In primary head and neck squamous cell carcinoma, the expression patterns of CD44 and EGFR were overlapping and were significantly connected (45). Although CD44 and EGFR have great impact on the initiation and progression of breast cancer, whether there was any connection between CD44 and EGFR still lacks direct evidence in breast cancer. Our study of immunohistochemistry analysis on TMA and correlation analysis on GSE42568 supported that the expression of CD44 was positively correlated with EGFR. Blocking activity of EGFR with erlotinib impaired the ability of migration and invasion of breast cancer cells. Further analysis by western blotting displayed that blockade of EGFR resulted in the downregulation of p-AKT, p-ERK and CD44. Besides, CSCs proteins KLF4, Myc and mesenchymal protein Slug and Snail were also reduced by inhibition of EGFR. These supported that high EGFR activity in basal type might drive CSC property and EMT phenotype. EMT process is controlled by both transcriptional and post-transcriptional regulation (46). The detailed mechanism by which EGFR-TKIs reverse EMT needs further classification. The EGFR-TKI reduced migration and invasion of in vitro cultured breast cancer cells. Ongoing study on xenograft mouse model will test whether EGFR-TKI inhibits in vivo invasion, thereby reducing metastasis. It has been reported that CD44+/CD24− CSCs are resistant to conventional chemotherapy, but sensitive to Cdk2 inhibitor (47), suggesting that patients with CD44 high expression may need personalized therapeutic strategy.

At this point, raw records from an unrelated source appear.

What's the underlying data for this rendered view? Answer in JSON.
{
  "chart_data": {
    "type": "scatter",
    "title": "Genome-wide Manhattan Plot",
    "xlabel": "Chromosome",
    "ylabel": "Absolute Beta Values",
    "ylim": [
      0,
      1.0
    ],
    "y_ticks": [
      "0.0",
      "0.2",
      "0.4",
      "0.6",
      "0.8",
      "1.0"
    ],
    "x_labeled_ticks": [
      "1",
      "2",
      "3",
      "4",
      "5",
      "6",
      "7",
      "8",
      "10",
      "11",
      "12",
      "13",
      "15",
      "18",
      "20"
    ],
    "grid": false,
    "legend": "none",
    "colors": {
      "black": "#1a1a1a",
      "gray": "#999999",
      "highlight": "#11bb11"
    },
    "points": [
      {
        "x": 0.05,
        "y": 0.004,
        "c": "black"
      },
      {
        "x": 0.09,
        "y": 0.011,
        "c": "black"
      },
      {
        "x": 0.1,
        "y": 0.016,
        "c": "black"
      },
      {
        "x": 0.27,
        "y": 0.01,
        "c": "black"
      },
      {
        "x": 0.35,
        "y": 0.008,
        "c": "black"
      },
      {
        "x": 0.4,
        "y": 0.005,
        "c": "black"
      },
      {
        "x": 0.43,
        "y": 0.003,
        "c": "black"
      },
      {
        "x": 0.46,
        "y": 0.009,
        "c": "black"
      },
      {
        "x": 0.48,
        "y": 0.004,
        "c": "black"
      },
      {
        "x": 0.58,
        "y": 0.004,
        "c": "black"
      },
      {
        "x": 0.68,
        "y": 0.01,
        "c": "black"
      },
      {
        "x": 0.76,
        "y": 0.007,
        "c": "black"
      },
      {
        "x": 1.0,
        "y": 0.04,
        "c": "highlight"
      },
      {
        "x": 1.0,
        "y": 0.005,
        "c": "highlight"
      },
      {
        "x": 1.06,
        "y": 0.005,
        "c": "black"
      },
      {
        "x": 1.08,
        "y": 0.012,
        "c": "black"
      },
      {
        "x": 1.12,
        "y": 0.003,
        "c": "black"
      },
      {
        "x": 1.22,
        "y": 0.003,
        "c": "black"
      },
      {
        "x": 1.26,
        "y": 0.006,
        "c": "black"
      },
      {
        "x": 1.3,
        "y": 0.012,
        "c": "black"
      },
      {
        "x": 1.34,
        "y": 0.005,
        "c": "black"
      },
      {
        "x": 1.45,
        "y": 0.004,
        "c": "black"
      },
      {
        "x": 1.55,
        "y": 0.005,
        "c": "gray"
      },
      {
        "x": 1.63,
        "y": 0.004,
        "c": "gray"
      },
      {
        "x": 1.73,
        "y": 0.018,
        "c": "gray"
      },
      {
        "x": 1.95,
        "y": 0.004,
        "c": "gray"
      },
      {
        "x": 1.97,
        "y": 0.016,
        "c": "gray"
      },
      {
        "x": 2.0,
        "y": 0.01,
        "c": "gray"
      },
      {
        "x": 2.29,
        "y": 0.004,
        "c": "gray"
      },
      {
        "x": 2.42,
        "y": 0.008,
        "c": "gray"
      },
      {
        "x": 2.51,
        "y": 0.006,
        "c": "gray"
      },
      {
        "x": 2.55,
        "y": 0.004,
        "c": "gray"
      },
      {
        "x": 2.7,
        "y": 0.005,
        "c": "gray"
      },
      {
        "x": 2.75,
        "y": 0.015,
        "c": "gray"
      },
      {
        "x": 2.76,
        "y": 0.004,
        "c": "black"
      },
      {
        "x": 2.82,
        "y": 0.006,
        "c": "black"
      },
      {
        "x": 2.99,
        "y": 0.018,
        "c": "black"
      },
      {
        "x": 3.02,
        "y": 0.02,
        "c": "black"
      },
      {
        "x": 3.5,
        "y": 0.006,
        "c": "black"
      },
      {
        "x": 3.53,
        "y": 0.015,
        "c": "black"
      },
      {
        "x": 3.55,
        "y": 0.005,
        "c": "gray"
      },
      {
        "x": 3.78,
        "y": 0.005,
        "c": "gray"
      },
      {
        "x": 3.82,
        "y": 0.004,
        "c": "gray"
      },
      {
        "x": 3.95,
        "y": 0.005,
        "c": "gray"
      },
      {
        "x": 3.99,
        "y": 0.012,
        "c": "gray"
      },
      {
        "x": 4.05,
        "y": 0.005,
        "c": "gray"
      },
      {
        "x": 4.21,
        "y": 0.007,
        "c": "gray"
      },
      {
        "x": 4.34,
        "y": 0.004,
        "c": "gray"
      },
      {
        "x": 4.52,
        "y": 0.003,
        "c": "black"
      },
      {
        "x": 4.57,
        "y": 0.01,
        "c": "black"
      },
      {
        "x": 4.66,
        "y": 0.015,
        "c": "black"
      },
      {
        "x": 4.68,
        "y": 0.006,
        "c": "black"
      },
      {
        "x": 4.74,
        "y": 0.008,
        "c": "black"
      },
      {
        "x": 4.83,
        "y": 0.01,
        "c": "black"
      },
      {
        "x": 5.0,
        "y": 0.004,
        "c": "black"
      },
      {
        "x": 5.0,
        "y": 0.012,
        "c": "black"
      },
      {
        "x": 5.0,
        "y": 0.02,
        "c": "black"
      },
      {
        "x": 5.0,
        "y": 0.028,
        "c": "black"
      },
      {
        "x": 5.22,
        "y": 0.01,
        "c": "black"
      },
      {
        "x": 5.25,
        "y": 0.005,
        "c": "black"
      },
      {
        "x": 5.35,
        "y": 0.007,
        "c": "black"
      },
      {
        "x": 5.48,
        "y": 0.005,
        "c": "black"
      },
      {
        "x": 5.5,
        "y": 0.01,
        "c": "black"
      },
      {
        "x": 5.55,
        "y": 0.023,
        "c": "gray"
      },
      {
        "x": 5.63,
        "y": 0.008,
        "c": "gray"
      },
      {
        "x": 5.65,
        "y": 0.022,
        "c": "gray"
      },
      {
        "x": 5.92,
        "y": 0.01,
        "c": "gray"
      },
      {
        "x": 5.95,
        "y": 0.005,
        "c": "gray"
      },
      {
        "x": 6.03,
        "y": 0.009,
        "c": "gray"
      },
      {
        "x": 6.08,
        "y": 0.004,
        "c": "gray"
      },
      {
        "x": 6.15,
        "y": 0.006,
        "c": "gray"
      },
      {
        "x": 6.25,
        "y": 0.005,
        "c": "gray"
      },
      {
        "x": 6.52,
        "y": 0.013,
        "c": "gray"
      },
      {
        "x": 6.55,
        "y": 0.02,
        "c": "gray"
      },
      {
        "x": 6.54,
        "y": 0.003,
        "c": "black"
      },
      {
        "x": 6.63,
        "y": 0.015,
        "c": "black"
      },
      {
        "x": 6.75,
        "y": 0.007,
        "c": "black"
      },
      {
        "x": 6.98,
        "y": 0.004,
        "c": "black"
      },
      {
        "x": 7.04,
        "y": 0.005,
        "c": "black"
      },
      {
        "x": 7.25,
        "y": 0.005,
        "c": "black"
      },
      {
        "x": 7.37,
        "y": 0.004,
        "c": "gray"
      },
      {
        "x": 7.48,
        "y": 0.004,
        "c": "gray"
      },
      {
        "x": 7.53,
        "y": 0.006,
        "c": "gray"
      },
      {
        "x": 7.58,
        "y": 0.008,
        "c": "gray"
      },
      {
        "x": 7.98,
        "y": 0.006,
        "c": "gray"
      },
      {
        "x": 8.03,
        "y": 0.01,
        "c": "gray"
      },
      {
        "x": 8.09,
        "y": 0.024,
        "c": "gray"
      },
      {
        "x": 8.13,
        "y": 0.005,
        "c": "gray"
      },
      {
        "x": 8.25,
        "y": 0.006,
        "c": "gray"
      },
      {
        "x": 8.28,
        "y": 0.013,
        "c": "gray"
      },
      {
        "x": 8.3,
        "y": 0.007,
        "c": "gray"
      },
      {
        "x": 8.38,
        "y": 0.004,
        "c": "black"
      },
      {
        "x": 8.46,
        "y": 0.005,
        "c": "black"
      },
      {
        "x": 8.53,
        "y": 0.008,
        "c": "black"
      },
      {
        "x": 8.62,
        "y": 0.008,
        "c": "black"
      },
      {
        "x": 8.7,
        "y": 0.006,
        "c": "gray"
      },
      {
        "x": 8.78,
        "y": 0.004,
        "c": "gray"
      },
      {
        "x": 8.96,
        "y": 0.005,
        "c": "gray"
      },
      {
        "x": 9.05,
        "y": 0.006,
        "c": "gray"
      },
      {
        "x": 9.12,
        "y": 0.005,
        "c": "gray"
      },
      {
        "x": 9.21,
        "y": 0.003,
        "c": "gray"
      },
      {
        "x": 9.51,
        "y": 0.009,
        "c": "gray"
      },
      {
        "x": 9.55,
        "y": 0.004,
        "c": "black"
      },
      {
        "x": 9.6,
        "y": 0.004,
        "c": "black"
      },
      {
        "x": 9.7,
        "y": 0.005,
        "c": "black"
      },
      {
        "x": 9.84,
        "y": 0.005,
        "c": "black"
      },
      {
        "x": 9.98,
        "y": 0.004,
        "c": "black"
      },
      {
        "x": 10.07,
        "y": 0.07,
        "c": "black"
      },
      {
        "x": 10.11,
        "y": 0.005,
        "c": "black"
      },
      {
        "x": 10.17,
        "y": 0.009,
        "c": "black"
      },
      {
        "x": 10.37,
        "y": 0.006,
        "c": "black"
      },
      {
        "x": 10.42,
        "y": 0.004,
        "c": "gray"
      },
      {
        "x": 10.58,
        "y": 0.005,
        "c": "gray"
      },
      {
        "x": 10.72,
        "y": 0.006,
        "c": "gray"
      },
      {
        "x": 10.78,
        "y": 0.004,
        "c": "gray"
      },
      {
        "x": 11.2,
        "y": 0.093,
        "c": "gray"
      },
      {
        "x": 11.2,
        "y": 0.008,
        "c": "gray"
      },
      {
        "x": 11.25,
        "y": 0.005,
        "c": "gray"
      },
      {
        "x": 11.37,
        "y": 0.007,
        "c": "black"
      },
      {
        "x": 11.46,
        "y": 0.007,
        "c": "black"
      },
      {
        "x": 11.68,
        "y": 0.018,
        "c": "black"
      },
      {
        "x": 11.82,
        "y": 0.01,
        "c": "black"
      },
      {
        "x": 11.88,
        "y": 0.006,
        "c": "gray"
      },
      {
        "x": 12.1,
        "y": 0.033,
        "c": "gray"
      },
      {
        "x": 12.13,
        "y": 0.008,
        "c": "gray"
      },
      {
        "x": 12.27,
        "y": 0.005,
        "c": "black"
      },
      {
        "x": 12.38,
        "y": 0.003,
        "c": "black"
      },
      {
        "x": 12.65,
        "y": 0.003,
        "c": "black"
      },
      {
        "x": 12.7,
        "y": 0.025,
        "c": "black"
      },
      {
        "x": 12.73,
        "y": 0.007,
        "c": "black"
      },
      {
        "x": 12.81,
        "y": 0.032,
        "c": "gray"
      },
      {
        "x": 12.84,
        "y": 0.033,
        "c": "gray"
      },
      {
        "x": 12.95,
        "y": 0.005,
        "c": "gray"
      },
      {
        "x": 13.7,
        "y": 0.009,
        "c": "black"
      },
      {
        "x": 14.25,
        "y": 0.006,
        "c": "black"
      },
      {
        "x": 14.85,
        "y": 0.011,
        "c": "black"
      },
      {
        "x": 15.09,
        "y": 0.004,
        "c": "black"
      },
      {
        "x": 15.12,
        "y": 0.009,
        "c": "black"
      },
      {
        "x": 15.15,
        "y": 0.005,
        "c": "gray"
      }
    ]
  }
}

In conclusion, this study demonstrated the expression of CD44 was upregulated in breast cancer and was closely correlated with high grade. More importantly, our research indicated that EGFR exert effects on the initiation and progression of breast cancer through upregulating the level of CD44 and related markers of cancer stem cells and EMT. Identification of possible interaction between CD44 and EGFR could provide better understanding of the development of breast cancer as well as help improve therapy strategy for breast cancer patients.